There was one evening of great significance in Adela's life that must be touched upon if this story is to ever be written.

Her father had just returned from one of his longer trading routes and was sitting by the fire watching his lovely daughter embroider one of her stockings with pink wildflowers. She had grown to be the picture of her mother and he could not help but wonder if he had not done something wrong in not providing another maternal figure in her life. This question had been troubling him for many months now and he had finally decided upon a solution.

"Adela my pet, can I ask you something?" her father asked quietly staring into the fire.

"Of course, " she replied but did not look up from her needle work.

"If there were someone in the house that you could go to and talk about certain things with would you do it?" he asked hurridly.

Adela looked up with a puzzled look on her face. "I do have someone that I talk to all the time father if thats what you mean. Its you." she went on with her work.

"No, no dear thats not what I meant at all. I was thinking particularly about questions of a more feminine quality." he replied sounding flustered.

That arrested her attention. Whatever her father could be flustered was never used to describe him. She set aside her work and gave him her full attention much to the chagrin of her floundering father.

"Father, I talk to you about everything. If there is something I need to ask that pertains more particularly to a women I have always asked Betsy or cook. They always tell me what I need to know."
"Yes, but what if you had someone you could ask such questions and converse with in your own family?"

"I think that would be wonderful!" Adela answered quickly and jubilantly.

Her father was startled by her seeming joy. He had not expected such acceptance of his rather delicate idea.

"I didn't think mother had a sister, did she? Could she come to live with us here?" Adela asked excitedly certain she had hit upon what her father was trying to desperately to communicate. She was surprised to see him suddenly sink back into his chair with a look of growing desperation marring his features.

"No, no dear, that is not what I meant at all. Your mother had no sister and neither do I. I was thinking perhaps I could ask another women to come live with us."

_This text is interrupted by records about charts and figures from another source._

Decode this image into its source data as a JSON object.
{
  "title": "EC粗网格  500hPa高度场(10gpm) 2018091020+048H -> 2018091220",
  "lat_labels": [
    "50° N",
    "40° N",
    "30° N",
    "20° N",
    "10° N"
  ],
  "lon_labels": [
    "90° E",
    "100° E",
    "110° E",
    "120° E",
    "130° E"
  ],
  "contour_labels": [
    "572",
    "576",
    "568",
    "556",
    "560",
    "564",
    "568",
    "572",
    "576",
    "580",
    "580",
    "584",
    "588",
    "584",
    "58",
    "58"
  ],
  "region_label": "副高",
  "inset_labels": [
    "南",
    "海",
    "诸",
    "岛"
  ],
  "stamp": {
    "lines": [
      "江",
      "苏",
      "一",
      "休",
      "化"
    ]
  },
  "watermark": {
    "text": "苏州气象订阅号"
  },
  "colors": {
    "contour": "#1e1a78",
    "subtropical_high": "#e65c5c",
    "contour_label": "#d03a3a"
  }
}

Adela was quite surprised. "Who father?"
"Well, I met a woman on one of my travels that was very fine and she promised me she would come to live with us if I asked her to do so." Her father explained still treading delicately around the subject her desperately hoped his daughter would catch onto.

She looked at him gravely and replied, "Father I love you dearly and I would have no scruples about such things but wouldn't the villages gossip dreadfully?"
"Why should they?"

Now it was her turn to be flustered. "Well father, I am not very adept at explaining such things but it seems to me that an unmarried man and an unmarried women should not be living in the same close quarters. It could provoke very cruel talk and I don't think...."

Here her father interrupted her with a look of horror on his face. " Oh no!" He said hurredly. "I meant nothing of the sort! I fully intended to wed her before she entered this house!"